How can a loving God allow so much suffering on Earth?

How do I know Jesus is really the son of God?

These weren't small questions; they undermined the cornerstone of my faith. And while I knew that I no longer wanted to believe halfheartedly, I was terrified of what I might find as I searched for answers.

What if I discovered the God I believed in didn't exist?

I soon proved to be my own worst enemy. I have always liked certainty, at times to the point of obsession -- I'm the guy who double-checks where his flash drive is before going to bed to make sure it didn't vanish -- and now I was trying to make palpable my faith in a God who requires belief in what is unseen.

Instead of soul-searching, I researched. The next six months involved lots of reading. I read books on Christian theology and devoured scripture. During freshman orientation, while others toured fraternities and socialized at the university's casino night, I sat alone in my dorm room, hunched over the Bible in my lap, poring over verses in the book of Hebrews with a highlighter.

Chapter 11 told me God rewards those who earnestly seek Him. I was earnestly seeking, and so I expected if I read enough I would find a line or two that contained incontrovertible proof that God was who He said He was and that his message was true. I didn't care if it spoke to the rest of the world as long as it brought me back to the unshakable faith of my youth.

It seemed like a reasonable enough expectation at the time.

As I continued my search I began to find answers. I read "The Case for Christ" and "The Case for Faith" by Lee Strobel, who examined some of the questions I had been asking. Strobel provided adequate explanations to such issues as biblical accuracy, suffering and whether Jesus could be God's son. But ultimately I wondered how I could trust Strobel or anyone else. It now seemed that no one's word was good enough for me.

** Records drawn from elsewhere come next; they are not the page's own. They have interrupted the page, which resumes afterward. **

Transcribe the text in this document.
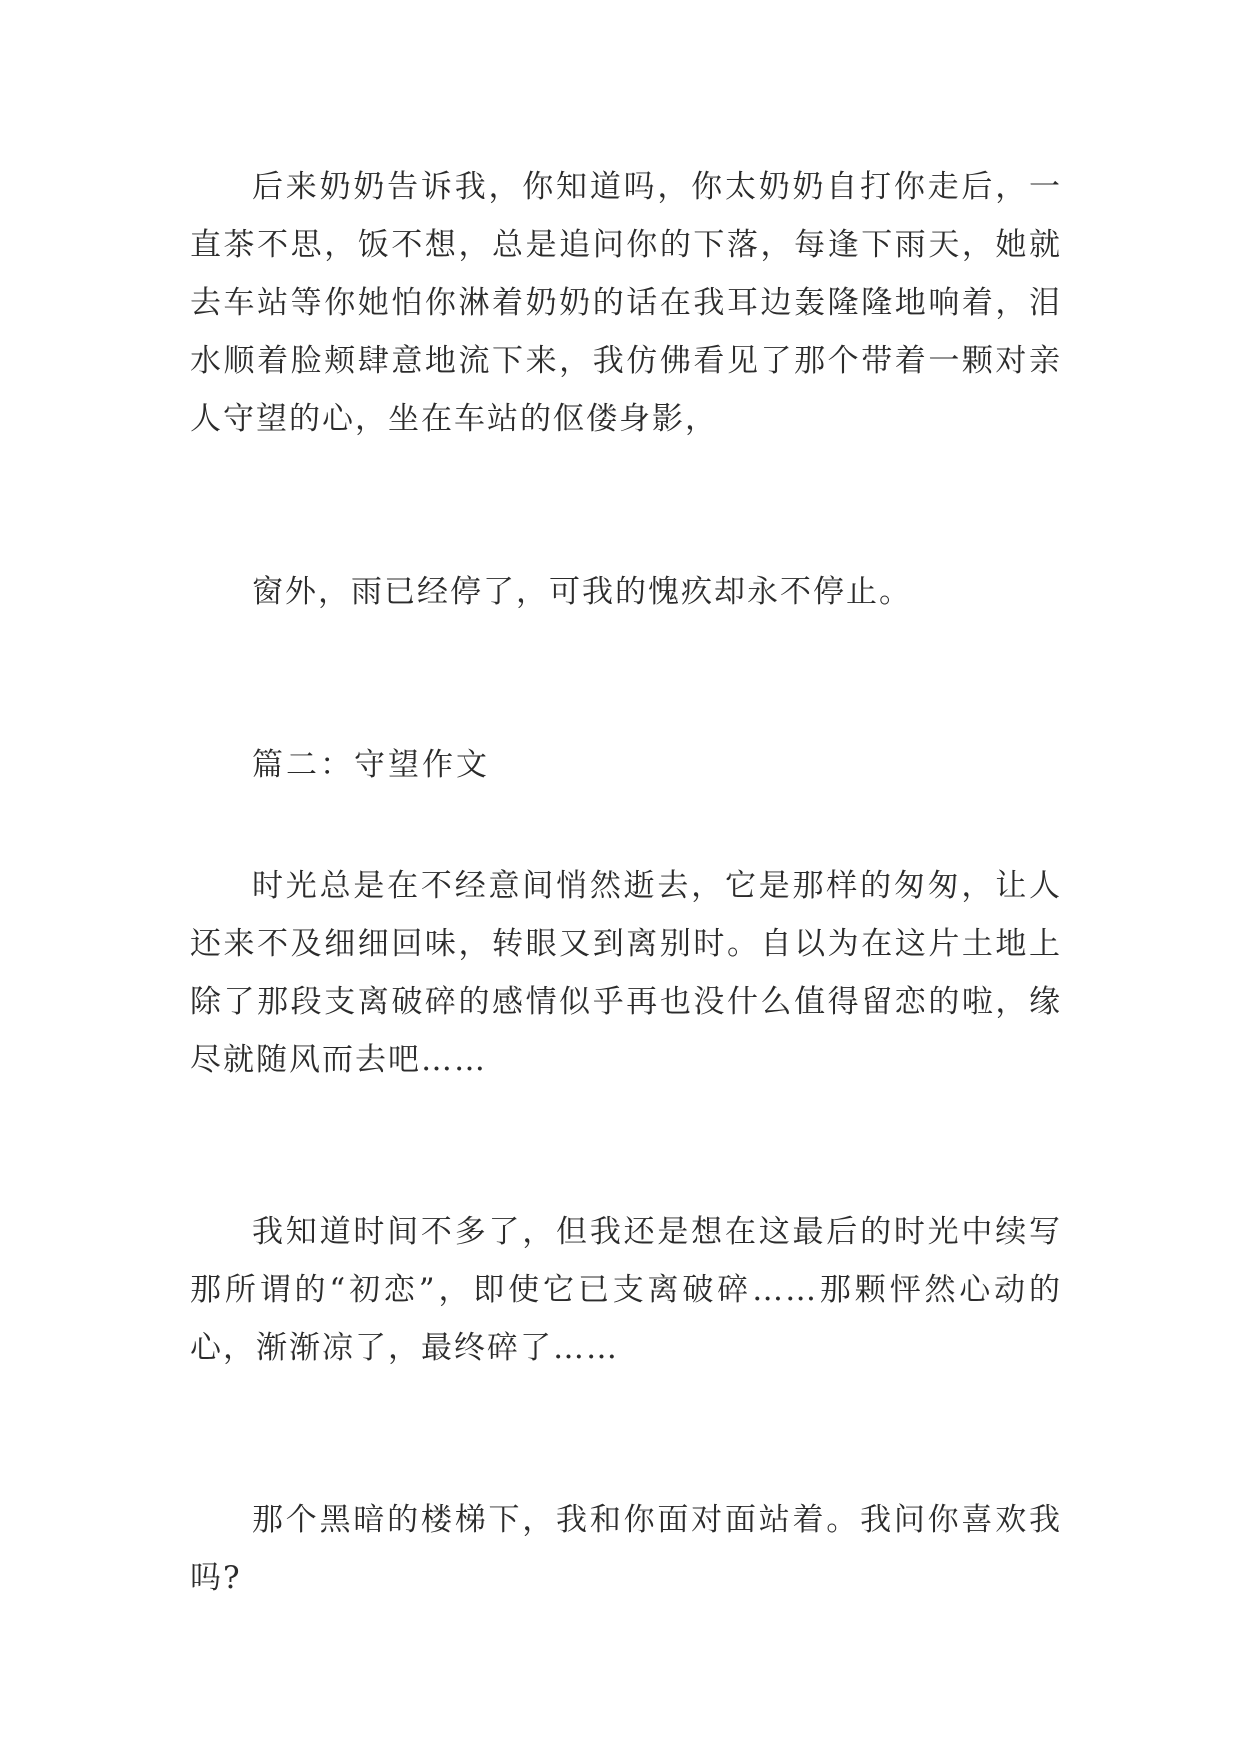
后来奶奶告诉我，你知道吗，你太奶奶自打你走后，一直茶不思，饭不想，总是追问你的下落，每逢下雨天，她就去车站等你她怕你淋着奶奶的话在我耳边轰隆隆地响着，泪水顺着脸颊肆意地流下来，我仿佛看见了那个带着一颗对亲人守望的心，坐在车站的伛偻身影，

窗外，雨已经停了，可我的愧疚却永不停止。

篇二：守望作文

时光总是在不经意间悄然逝去，它是那样的匆匆，让人还来不及细细回味，转眼又到离别时。自以为在这片土地上除了那段支离破碎的感情似乎再也没什么值得留恋的啦，缘尽就随风而去吧……

我知道时间不多了，但我还是想在这最后的时光中续写那所谓的“初恋”，即使它已支离破碎……那颗怦然心动的心，渐渐凉了，最终碎了……

那个黑暗的楼梯下，我和你面对面站着。我问你喜欢我吗?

I soon realized God's existence is not a matter of fact. Scripture, theology and personal testimonies provide plenty of evidence to support Christianity, but it could all be explained away if I looked hard enough. I needed to decide if I was willing to accept the evidence as true, even in the face of reasonable doubt. I had been a Christian for more than a decade, but I was just now learning what having faith really meant.

Finally I made my decision. After a restless Sunday afternoon spent reading and staring at the ceiling, I leapt from my upper bunk and with my head lowered to the carpeted floor, prayed. I admitted to God there was no way for me to understand everything about Him. But while I would continue to ask hard questions and seek answers, I would also choose to accept the evidence and believe.

Relief began to wash over me, and that night I slept as soundly as a 6-year-old.